I do believe those have been in the NM openvpn configuration for a long
time.  What specific version of NM-openvpn are you using?  I'm certainly
using a CA certificate right now to write this mail.  If you pick
"Certificates (TLS)" or "Passwords with Certificates" from the dropdown
you should be able to use the certificates and keys of your choice.
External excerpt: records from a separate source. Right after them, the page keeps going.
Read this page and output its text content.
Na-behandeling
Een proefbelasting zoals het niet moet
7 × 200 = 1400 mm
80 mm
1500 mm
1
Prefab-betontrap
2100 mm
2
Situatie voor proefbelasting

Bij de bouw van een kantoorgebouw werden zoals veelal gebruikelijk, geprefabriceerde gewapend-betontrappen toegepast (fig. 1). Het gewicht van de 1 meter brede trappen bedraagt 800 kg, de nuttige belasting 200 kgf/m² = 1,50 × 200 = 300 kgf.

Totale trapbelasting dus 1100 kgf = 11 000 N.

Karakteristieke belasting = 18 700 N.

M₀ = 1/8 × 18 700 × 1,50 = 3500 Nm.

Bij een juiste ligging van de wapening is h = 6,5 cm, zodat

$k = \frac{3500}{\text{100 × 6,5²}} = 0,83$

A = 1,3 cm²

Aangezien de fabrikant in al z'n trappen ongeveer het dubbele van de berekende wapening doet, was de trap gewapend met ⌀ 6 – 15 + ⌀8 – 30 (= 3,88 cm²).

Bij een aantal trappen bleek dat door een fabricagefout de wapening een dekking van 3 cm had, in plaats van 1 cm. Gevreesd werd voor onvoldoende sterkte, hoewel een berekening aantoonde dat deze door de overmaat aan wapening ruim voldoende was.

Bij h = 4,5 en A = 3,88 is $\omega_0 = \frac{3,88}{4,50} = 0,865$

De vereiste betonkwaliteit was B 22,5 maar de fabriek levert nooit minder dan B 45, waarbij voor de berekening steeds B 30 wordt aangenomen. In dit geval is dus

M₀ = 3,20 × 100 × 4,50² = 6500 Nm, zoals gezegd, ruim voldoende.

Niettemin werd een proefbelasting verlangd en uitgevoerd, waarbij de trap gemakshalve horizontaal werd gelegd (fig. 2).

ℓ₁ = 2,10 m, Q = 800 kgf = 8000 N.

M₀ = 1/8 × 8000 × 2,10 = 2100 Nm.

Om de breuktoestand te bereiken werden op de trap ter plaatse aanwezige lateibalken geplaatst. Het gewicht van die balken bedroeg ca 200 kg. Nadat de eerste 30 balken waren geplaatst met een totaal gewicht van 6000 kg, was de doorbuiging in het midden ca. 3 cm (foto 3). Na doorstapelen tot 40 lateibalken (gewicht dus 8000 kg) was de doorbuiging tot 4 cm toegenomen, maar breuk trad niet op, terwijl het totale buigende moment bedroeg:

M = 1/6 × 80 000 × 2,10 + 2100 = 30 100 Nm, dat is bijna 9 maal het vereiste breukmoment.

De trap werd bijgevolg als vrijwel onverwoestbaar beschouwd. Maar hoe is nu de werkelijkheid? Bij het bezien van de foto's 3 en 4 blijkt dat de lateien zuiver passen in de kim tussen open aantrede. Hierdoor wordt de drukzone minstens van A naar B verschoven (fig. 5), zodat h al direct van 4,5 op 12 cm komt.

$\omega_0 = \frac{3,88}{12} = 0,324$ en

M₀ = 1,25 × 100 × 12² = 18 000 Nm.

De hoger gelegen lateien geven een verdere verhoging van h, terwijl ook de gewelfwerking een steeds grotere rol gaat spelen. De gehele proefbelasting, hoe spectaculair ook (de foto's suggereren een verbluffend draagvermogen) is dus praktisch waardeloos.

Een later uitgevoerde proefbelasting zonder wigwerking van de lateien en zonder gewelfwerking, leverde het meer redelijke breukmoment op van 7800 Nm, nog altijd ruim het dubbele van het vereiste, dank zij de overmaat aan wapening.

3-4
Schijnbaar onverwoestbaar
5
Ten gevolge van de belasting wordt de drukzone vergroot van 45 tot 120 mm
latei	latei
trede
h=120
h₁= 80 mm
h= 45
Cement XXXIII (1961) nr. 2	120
This has been the case for at least a year and a half, since before NM
0.7.x was released.

> > Just because there's a GUI doesn't preclude you from writing a config
> > file and importing it of course.
> That's true, and apart from the missing config I mentioned above, I
> found it to be a relatively painless process.  Kudos!  However I don't
> see how this benefits the NetworkManager developers.  Writing a plugin
> that used external config files would be a one-time job.  As it stands
> now, each new option must be whitelisted and incorporated into the
> plugin.

The whitelisting is for security.  As a user, if you download a
configuration file and want to use it, what's to say it doesn't include
some options that make things less-secure or are malicious?  Depending
on the plugin you could send a config option for "run this script after
connection" and since the VPN plugins currently run as root, that script
gets run as root.  The configuration data cannot /necessarily/ be
trusted especially if it comes from the user session.  At the same time,
you don't want to /necessarily/ lock users out completely (that's the
discretion of the sysadmin if there is one).